The glimmer in her eyes was as if she had never experienced kindness before. And she probably never had, Hyde had guessed. Yeah, she was rich; she got everything with a snap of her fingers, but that was by default. He wondered if once in her short life did someone extend a hand of honest friendship the way Forman had done to him.
"Don't you have better things to do?" Jackie asked. "I know you hang around with that headgear kid, the skinny boy and his lumberjack girlfriend."
Hyde smirked at her accurate descriptions of his friends (and at the burn) as he chucked his books near a puddle. "It'll be fine."
"Why?"
"Because," he murmured with a clearing of his throat, trying not to stumble on his words when her amazed gaze was on him, never leaving, "I know what it's like to wait for your dad."
It was close to six in the evening when someone came to pick Jackie up at school. A sleek black car pulled up at the sidewalk before them, interrupting their making of the world's crappiest snowman. Jackie was not thrilled to see the car as Hyde had assumed she would be. If Bud had ever shown up when he said he would (despite how late he had been), he would have been thrilled despite the frustration that came with wasting hours hoping the next car turning into the street was his. But Jackie knew more about her own family than Hyde did, of course. When the driver's door opened it was not Mister Burkhart, it was their chauffeur. Wilson moved straight to the back passenger side, opening the door for the young girl.

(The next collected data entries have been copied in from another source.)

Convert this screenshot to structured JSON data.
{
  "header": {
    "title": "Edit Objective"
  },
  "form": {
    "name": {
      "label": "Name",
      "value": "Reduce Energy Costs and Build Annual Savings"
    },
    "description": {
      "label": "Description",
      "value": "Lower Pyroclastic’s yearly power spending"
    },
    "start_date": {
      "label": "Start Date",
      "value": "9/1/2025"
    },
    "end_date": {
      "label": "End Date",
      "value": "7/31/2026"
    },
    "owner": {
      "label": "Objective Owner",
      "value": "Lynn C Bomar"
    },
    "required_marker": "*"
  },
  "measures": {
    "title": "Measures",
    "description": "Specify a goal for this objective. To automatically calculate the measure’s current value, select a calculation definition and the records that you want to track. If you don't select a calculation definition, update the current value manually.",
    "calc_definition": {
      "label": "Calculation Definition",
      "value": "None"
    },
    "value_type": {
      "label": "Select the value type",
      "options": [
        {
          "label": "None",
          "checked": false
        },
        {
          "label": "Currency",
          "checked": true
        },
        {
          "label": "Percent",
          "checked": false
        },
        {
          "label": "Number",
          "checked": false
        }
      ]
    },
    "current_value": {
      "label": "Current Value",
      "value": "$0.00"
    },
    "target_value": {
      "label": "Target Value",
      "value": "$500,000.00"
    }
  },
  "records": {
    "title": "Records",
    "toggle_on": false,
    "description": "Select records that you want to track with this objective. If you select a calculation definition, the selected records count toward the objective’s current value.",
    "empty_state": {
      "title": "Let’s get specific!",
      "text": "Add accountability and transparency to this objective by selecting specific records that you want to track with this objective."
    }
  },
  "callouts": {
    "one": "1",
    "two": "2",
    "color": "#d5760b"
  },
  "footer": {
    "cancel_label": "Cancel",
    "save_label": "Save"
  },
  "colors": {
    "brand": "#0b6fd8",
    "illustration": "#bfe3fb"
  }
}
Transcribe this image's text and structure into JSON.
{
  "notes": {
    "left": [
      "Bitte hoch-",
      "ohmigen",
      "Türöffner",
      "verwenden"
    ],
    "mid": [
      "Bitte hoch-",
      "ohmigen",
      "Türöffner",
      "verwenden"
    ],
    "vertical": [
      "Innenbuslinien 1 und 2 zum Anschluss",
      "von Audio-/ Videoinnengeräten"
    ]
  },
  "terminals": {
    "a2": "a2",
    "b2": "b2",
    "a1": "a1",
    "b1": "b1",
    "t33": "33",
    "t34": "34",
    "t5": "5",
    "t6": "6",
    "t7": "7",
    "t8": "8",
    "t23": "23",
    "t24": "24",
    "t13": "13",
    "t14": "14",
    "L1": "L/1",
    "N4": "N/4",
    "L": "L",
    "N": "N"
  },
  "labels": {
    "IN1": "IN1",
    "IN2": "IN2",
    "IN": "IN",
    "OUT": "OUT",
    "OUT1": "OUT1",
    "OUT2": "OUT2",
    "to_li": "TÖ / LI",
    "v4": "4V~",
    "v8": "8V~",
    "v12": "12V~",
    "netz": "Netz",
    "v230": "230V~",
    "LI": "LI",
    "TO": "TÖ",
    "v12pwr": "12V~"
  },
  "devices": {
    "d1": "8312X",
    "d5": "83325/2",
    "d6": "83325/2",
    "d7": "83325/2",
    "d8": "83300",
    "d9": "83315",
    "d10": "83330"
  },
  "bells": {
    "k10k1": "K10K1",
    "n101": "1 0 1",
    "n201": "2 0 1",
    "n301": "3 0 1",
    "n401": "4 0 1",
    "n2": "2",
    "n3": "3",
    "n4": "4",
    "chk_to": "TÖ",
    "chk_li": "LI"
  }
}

"Do you want a ride, Steven?"
Hyde dropped his books in the puddle as he had been picking them up. He knew her name because of the parade Point Place practically threw to welcome the Burkhart family to town, but he had not even assumed she knew who he was (other than someone who hung out with headgear, skinny, and lumberjack). Once recovering from that moment of uneasiness, Hyde thought about her shiny car pulling up to his rundown, dirty house. No matter their three hours of laughter and conversation, Jackie was still Hyde's opposite. She was a spoiled princess and he was destined to be the town's dirtbag. And Hyde had accepted his impending future as such long before she moved to Wisconsin.
"Nah, I'll walk, man," he told her.
"Oh," she had frowned at him, "okay, then. I'll just see you later."
Maybe Jackie had believed that she would see Hyde Monday morning and they could ease into what they had just shared under the tree, but he knew better. Although he wanted to believe it himself, there was just no meshing for the two. So when she pressed a chaste kiss to his cheek, sending his heart into overdrive, and his face burning pink, Hyde walked off, determined to forget all about her.
And proven right by Lady Fate, Monday morning came and Kelso, now headgear free, had a mission to woo Jackie off her tiny feet.